For almost 80 years, Mercer County Public Schools have offered a Bible class to elementary school students and now, the Freedom From Religion Foundation is fighting to remove them.

The Bible classes take place during the school week and regular school hours and are said to be “extremely popular,” but now, as part of a fight for the separation of church and state, a group wants the classes by “Bible in the Schools” gone.

According to a report from CBS News, even though the classes are popular, it doesn’t mean the offering is legal.

The classes aren’t paid for with school district money; they’re funded through private donations, but the school district administers manages them. Among the 19 elementary schools where the classes are offered, the attendance is 96 percent and students whose parents don’t want them to be part of it are allowed to go do other things.

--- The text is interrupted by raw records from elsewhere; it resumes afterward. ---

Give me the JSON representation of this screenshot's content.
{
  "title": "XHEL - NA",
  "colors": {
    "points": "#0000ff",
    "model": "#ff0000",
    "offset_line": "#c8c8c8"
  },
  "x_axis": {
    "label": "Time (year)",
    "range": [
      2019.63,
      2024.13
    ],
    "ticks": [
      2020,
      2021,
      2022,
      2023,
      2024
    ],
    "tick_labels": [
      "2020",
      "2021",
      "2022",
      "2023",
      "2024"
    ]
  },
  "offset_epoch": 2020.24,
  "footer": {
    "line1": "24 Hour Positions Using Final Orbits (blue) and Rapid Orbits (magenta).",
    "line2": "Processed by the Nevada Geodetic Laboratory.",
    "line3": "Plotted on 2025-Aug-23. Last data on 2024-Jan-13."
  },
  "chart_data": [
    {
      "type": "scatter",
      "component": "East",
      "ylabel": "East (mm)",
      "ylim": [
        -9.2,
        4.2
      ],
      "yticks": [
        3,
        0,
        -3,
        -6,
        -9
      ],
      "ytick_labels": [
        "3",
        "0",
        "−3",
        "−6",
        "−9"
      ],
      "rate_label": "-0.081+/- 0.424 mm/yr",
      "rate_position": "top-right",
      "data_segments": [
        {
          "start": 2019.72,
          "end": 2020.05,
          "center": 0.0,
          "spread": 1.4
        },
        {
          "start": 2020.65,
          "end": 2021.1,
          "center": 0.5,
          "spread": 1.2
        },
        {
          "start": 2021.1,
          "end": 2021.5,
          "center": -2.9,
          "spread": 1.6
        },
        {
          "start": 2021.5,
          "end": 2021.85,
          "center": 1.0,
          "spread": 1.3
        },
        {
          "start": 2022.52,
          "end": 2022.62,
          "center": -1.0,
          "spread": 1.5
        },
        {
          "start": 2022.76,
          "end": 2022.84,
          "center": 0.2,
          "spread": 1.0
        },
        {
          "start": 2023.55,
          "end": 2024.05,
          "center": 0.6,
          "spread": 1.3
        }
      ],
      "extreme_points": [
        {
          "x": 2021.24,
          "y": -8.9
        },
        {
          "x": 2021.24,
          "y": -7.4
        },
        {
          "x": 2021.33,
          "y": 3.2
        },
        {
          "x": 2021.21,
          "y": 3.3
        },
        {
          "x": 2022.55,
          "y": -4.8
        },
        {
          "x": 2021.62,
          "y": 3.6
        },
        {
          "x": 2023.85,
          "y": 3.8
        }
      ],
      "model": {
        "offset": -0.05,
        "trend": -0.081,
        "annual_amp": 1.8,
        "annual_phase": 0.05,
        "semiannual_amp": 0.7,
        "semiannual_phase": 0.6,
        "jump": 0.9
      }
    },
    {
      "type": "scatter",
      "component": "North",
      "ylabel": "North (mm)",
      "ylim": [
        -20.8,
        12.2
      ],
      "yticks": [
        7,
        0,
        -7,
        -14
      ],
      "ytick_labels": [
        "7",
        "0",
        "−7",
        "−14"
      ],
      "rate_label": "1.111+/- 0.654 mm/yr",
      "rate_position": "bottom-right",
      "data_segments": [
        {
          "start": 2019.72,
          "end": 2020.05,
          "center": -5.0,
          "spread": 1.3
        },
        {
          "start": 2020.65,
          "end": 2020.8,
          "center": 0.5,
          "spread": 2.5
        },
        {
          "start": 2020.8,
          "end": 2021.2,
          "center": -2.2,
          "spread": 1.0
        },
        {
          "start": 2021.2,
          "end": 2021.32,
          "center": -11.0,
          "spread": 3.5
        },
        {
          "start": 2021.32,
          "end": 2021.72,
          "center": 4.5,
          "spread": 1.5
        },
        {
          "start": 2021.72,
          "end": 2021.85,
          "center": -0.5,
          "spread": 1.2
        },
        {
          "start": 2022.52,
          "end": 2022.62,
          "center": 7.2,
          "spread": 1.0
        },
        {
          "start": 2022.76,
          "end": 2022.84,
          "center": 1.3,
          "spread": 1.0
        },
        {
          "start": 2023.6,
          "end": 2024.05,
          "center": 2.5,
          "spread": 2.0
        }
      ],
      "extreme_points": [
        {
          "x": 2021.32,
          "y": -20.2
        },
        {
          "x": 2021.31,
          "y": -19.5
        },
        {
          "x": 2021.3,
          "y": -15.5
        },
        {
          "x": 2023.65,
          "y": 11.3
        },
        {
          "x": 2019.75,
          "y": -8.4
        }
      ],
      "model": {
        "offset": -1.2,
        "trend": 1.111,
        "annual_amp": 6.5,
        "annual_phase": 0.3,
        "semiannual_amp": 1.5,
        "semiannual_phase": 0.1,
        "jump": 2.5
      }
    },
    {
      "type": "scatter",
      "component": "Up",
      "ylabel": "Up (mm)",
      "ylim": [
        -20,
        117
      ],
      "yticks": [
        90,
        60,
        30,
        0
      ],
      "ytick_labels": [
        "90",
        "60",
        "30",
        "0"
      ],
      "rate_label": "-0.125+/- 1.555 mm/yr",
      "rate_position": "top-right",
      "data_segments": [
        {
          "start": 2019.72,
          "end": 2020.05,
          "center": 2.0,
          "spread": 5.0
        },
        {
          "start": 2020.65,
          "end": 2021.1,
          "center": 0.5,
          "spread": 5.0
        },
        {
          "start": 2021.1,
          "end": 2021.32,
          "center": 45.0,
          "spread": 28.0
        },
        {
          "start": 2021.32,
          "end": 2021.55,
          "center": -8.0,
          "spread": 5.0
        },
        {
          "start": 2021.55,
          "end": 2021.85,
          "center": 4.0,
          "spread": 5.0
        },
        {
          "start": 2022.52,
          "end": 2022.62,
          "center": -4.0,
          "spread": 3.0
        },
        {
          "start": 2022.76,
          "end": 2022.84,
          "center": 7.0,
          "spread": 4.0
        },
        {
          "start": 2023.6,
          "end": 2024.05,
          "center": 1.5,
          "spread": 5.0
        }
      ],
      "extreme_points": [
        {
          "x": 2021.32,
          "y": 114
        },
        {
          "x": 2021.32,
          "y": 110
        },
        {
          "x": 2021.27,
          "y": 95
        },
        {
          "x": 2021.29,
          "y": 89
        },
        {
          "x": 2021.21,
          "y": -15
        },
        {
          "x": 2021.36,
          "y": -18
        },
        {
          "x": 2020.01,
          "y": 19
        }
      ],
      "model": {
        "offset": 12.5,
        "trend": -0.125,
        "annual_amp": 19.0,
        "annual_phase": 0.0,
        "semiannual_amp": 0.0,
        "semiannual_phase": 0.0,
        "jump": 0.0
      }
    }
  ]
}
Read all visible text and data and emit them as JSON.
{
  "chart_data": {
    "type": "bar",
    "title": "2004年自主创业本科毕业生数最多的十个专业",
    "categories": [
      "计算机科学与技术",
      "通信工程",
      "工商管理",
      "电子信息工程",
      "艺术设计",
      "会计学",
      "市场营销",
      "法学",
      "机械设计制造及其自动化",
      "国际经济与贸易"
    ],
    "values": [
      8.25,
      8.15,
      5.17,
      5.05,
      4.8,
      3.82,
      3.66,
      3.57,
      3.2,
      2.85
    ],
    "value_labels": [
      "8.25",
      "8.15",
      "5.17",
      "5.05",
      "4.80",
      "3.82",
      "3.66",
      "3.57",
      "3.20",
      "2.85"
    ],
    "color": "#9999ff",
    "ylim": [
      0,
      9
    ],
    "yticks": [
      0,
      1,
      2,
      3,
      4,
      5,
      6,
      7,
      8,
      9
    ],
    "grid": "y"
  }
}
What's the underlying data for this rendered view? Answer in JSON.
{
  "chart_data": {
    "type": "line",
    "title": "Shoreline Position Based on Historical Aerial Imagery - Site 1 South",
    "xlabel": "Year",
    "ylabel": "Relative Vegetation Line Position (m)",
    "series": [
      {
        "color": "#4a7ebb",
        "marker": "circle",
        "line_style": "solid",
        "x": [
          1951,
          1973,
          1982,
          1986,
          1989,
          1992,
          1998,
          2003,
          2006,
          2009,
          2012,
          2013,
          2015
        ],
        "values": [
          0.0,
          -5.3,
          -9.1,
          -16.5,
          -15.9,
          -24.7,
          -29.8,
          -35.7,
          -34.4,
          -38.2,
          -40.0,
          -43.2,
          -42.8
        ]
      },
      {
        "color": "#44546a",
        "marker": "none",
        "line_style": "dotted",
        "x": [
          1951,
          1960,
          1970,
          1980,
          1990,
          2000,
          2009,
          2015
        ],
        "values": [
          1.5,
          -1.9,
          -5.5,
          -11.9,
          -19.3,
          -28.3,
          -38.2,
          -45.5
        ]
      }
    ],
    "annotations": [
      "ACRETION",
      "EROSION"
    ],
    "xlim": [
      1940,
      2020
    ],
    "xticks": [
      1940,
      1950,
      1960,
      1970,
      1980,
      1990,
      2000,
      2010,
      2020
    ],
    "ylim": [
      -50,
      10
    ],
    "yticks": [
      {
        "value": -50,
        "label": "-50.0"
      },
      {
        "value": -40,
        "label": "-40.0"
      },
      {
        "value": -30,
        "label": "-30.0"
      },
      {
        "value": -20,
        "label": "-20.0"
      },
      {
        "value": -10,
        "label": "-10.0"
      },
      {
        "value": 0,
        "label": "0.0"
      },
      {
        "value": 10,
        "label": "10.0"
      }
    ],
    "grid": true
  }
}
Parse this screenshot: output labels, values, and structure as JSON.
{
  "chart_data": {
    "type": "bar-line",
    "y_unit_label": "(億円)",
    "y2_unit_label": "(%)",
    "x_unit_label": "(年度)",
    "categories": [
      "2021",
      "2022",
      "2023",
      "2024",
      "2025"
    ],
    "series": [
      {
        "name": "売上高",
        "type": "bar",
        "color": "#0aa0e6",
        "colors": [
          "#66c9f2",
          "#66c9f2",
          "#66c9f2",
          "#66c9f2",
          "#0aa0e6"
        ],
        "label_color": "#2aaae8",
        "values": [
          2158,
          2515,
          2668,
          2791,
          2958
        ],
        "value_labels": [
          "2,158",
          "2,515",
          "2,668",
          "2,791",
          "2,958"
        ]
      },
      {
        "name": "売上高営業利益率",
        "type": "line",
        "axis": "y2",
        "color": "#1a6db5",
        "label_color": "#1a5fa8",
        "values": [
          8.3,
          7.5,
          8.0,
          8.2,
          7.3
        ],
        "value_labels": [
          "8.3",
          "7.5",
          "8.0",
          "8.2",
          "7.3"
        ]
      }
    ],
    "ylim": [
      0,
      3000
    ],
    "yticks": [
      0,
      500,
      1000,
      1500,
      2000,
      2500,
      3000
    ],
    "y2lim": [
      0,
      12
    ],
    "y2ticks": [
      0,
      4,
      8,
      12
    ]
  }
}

Part of the foundation’s lawsuits argument is that the students who don’t take part in the class are “bullied” for opting out. One parent told CBS News that she moved her child from the Mercer County school system because of the intensity of the bullying: “They taunted her about it. They told her that she was going to hell, that I was going to hell, that her father was going to hell.”

The decision of the courts will come down to whether or not the teaching of the Bible is based on its “literary and historic qualities,” versus what the foundation referred to as “Bible indoctrination.”

The decision would be made in the next few weeks, but will largely depend on if the school board can prove the students are being taught the Bible neutrally.